Oleg Kiríllowitsch Besúchow
Kostenverzeichnis: | ||
Klage TP 3A | EUR | 173,50 |
60 % ES | EUR | 104,10 |
20 % USt | EUR | 55,52 |
PG | EUR | 143,00 |
Summe | EUR | 476,12 |
Anmerkungen:
Die inländische Gerichtsbarkeit ist gegeben, wenn eine der Parteien die österreichische Staatsbürgerschaft besitzt oder ihren gewöhnlichen Aufenthalt im Inland hat sowie dann, wenn eine örtliche Zuständigkeit hiefür besteht (§ 114a Abs 4 JN).
Zuständig ist das Bezirksgericht (§ 104a JN), in dessen Sprengel die antragstellende Partei ihren gewöhnlichen Aufenthalt hat.

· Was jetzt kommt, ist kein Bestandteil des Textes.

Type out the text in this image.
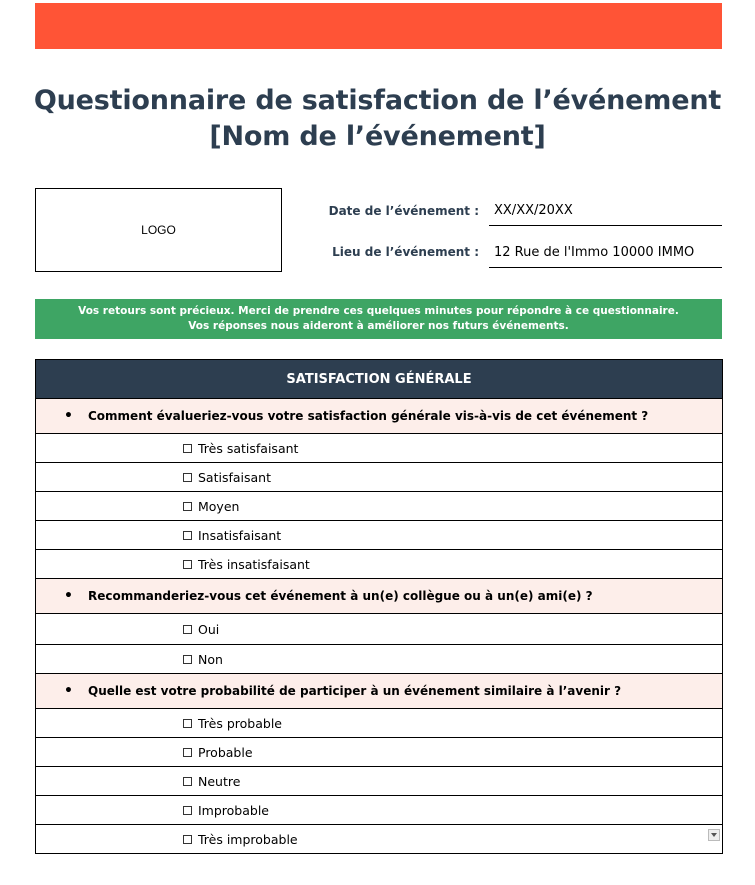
Questionnaire de satisfaction de l’événement
[Nom de l’événement]
LOGO
Date de l’événement :	XX/XX/20XX
Lieu de l’événement :	12 Rue de l'Immo 10000 IMMO
Vos retours sont précieux. Merci de prendre ces quelques minutes pour répondre à ce questionnaire.
Vos réponses nous aideront à améliorer nos futurs événements.
SATISFACTION GÉNÉRALE
• Comment évalueriez-vous votre satisfaction générale vis-à-vis de cet événement ?
Très satisfaisant
Satisfaisant
Moyen
Insatisfaisant
Très insatisfaisant
• Recommanderiez-vous cet événement à un(e) collègue ou à un(e) ami(e) ?
Oui
Non
• Quelle est votre probabilité de participer à un événement similaire à l’avenir ?
Très probable
Probable
Neutre
Improbable
Très improbable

Fehlt ein solcher im Inland, so ist das Gericht zuständig, in dessen Sprengel der gewöhnliche Aufenthalt der gegnerischen Partei liegt, sonst das Bezirksgericht Innere Stadt Wien (§ 114a Abs 1 JN).
Mit dem Antrag sind jedenfalls ein Original der Ausfertigung der ausländischen Entscheidung und der Nachweis ihrer Rechtskraft nach dem Recht des Ursprungsstaats vorzulegen (§ 98 Abs 2 S 1).
Für den Fall der Nichteinlassung des Antragsgegners ist zudem der Nachweis der Zustellung des verfahrenseinleitenden Schriftstücks zu erbringen oder eine Urkunde vorzulegen, aus der sich ergibt, dass die säumige Partei mit der ausländischen Entscheidung offenkundig einverstanden ist (§ 98 Abs 2 S 2).
Die Urkunden müssen nach den allgemeinen Grundsätzen beglaubigt übersetzt sein (Art 8 B-VG).
Die Gerichtsgebühr beläuft sich auf EUR 143,– (TP 12 lit a Z 3 GGG).